Facebook’s download includes a lengthy index file that tells you where to find all of your information.
It’s still terrifying to see the amount of data Facebook has stored on you (and that’s not even getting into the instances of people having found records of all their old calls and SMS messages), but at least you’re well-informed about what exactly this information is, rather than having to guess based on the contents of each file.
At the end of my experiment, I’m left with just under 138GB of data across the four services I contacted. I had 1.1GB from Facebook, 392MB from Amazon, and 254MB from Apple. Although Google had a massive 72.5GB of data for me to download, this overwhelmingly consisted of my Google Drive and Google Photos backups, which came in at 44.3 and 25.7GB, respectively. The rest of my Google data came in at just 2.5GB.

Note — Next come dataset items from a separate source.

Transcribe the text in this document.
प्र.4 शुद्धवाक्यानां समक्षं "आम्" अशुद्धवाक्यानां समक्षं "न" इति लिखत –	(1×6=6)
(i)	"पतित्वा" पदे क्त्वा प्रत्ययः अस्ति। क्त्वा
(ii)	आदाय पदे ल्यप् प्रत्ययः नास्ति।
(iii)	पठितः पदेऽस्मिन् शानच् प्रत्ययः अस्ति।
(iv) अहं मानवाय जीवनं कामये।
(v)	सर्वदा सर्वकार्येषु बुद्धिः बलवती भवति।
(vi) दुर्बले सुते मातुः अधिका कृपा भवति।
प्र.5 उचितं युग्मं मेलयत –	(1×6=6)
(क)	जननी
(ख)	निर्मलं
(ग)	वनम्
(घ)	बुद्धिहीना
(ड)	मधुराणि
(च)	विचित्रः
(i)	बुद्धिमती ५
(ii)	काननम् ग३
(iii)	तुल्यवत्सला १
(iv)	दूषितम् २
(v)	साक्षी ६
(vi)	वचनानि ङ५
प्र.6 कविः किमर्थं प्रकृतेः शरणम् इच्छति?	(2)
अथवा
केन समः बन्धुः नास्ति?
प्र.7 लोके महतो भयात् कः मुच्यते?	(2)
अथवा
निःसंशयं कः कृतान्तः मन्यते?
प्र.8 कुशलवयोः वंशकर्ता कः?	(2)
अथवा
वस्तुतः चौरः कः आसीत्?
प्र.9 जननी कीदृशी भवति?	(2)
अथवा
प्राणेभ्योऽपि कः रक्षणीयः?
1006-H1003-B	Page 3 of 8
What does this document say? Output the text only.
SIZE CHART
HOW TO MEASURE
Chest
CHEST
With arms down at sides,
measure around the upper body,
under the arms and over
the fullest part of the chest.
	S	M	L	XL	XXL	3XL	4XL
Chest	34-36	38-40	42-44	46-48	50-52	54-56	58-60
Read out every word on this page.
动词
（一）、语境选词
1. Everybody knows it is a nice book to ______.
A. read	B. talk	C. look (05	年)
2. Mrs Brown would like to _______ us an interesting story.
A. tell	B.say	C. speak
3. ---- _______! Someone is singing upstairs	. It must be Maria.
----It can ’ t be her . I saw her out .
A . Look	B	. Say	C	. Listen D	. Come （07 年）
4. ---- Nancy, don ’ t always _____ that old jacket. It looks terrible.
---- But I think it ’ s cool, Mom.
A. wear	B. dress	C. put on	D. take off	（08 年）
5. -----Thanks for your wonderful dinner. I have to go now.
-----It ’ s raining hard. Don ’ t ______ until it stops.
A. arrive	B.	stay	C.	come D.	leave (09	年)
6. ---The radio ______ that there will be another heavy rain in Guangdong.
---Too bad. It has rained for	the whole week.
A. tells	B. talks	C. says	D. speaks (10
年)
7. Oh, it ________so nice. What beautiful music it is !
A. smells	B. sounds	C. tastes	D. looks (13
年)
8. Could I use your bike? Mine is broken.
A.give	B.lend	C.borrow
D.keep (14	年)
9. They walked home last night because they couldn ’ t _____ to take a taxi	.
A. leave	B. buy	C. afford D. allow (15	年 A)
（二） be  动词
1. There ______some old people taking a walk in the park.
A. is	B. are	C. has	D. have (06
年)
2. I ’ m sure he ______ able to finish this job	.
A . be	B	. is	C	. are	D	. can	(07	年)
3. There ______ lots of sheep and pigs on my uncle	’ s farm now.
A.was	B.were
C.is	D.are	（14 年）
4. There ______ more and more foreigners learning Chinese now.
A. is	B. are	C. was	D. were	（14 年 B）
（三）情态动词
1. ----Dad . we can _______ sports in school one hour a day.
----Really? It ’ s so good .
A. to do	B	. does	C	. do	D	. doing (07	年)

After attempting to sift through and understand it all, it’s clear that these companies, and the GDPR regulations that govern them, have a long way to go if they want to give us real control over our data. Being able to download it is one thing, but making it useful means working harder to ensure that what’s downloaded is easier for the average person to understand.
At a minimum, that means providing a better index to tell you what data is contained in what file, but it also means organizing the contents of those files in a way that allows them to make better sense by themselves.